We have been helping landowners meet their goals with their forest for over 30 years, in Vermont and nearby states. My initial training is a Forestry degree with a minor in Botany from U Maine at Orono. Ben Vicere has worked with me for eight years and brings a degree in Forestry from Unity College in Maine.
We usually start with a management plan for each forest. This is an assessment of the land, measurements of each stand and other features. It includes a map, and prescriptions for treating each area, if needed, over the next 10-15 years.But we are looking ahead 50 or 100 years. All this takes into account the particular landowner goals for income, wildlife, aesthetics and recreation. In all the northeastern states, a forest plan qualifies you for favorable property tax treatment. (See Current Use)
A plan is like an architect’s drawings, and we are forest architects. We oversee the implementation of the plan, over time, like the construction of a building. The landowner has in mind the cathedral ceiling, the broad windows, and traffic flow. We understand where the foundation and structure need to be strong, and how to make all the pieces fit together. In forestry, that involves meshing the science and art with what you have and what you would like your forest to be for the next decade and next generation. Just as a construction project does not look its best in the middle of the project, forest managment in process may be messy but the goal is the next period of growth.
In managing forestland, we have several tools. One is simply time. Tree growth is moderate but predictable. And since trees grow, the natural forest gets crowded.
Harvesting trees is the other main tool of forest management. Harvesting can take many forms and options (See the Silviculture Series in the Articles section of our site) from light thinning and weeding to heavy regeneration cuts, depending on the details of your plan. In general, we carefully culture stands with quality potential, and focus on regeneration of mature and low-quality stands to move your forest toward the “desired future condition”, while aggressively marketing your forest products to the mills.

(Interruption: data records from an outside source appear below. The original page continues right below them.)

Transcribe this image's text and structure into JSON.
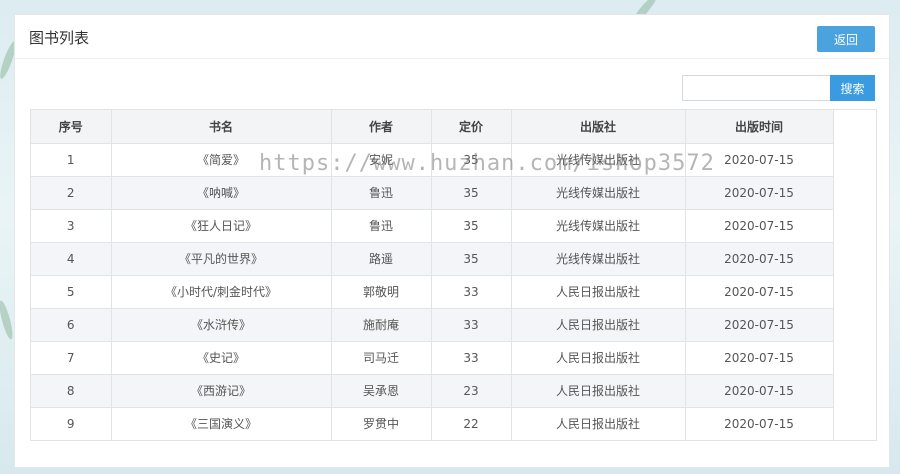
{
  "panel": {
    "title": "图书列表",
    "back_label": "返回"
  },
  "search": {
    "placeholder": "",
    "value": "",
    "button_label": "搜索"
  },
  "table": {
    "headers": [
      "序号",
      "书名",
      "作者",
      "定价",
      "出版社",
      "出版时间"
    ],
    "rows": [
      [
        "1",
        "《简爱》",
        "安妮",
        "35",
        "光线传媒出版社",
        "2020-07-15"
      ],
      [
        "2",
        "《呐喊》",
        "鲁迅",
        "35",
        "光线传媒出版社",
        "2020-07-15"
      ],
      [
        "3",
        "《狂人日记》",
        "鲁迅",
        "35",
        "光线传媒出版社",
        "2020-07-15"
      ],
      [
        "4",
        "《平凡的世界》",
        "路遥",
        "35",
        "光线传媒出版社",
        "2020-07-15"
      ],
      [
        "5",
        "《小时代/刺金时代》",
        "郭敬明",
        "33",
        "人民日报出版社",
        "2020-07-15"
      ],
      [
        "6",
        "《水浒传》",
        "施耐庵",
        "33",
        "人民日报出版社",
        "2020-07-15"
      ],
      [
        "7",
        "《史记》",
        "司马迁",
        "33",
        "人民日报出版社",
        "2020-07-15"
      ],
      [
        "8",
        "《西游记》",
        "吴承恩",
        "23",
        "人民日报出版社",
        "2020-07-15"
      ],
      [
        "9",
        "《三国演义》",
        "罗贯中",
        "22",
        "人民日报出版社",
        "2020-07-15"
      ]
    ]
  },
  "watermark": "https://www.huzhan.com/ishop3572",
  "colors": {
    "accent": "#3a9be0",
    "back_button": "#4aa3df",
    "header_bg": "#f2f4f6",
    "stripe_bg": "#f3f5f8"
  }
}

Timber income is a dividend of your forest investment. But harvesting can also increase the growth of your best “crop trees”, or change the species of your forest to better match your site or goals. Improving access with roads or trails can be achieved, along with improving wildlife habitat by creating food, cover, and forest diversity. These are just some of the benefits of a well-managed forest.
Our experience with a broad range of owners and forest types, our knowledge of a full range of silvicultural options, and our long-term stability and perspective help us serve our clients. In addition, our close connection with a wide range of markets, logging contractors, and related professionals connects the landowner to the working landscape.
It is our passion to help landowners become informed and capable stewards of their land.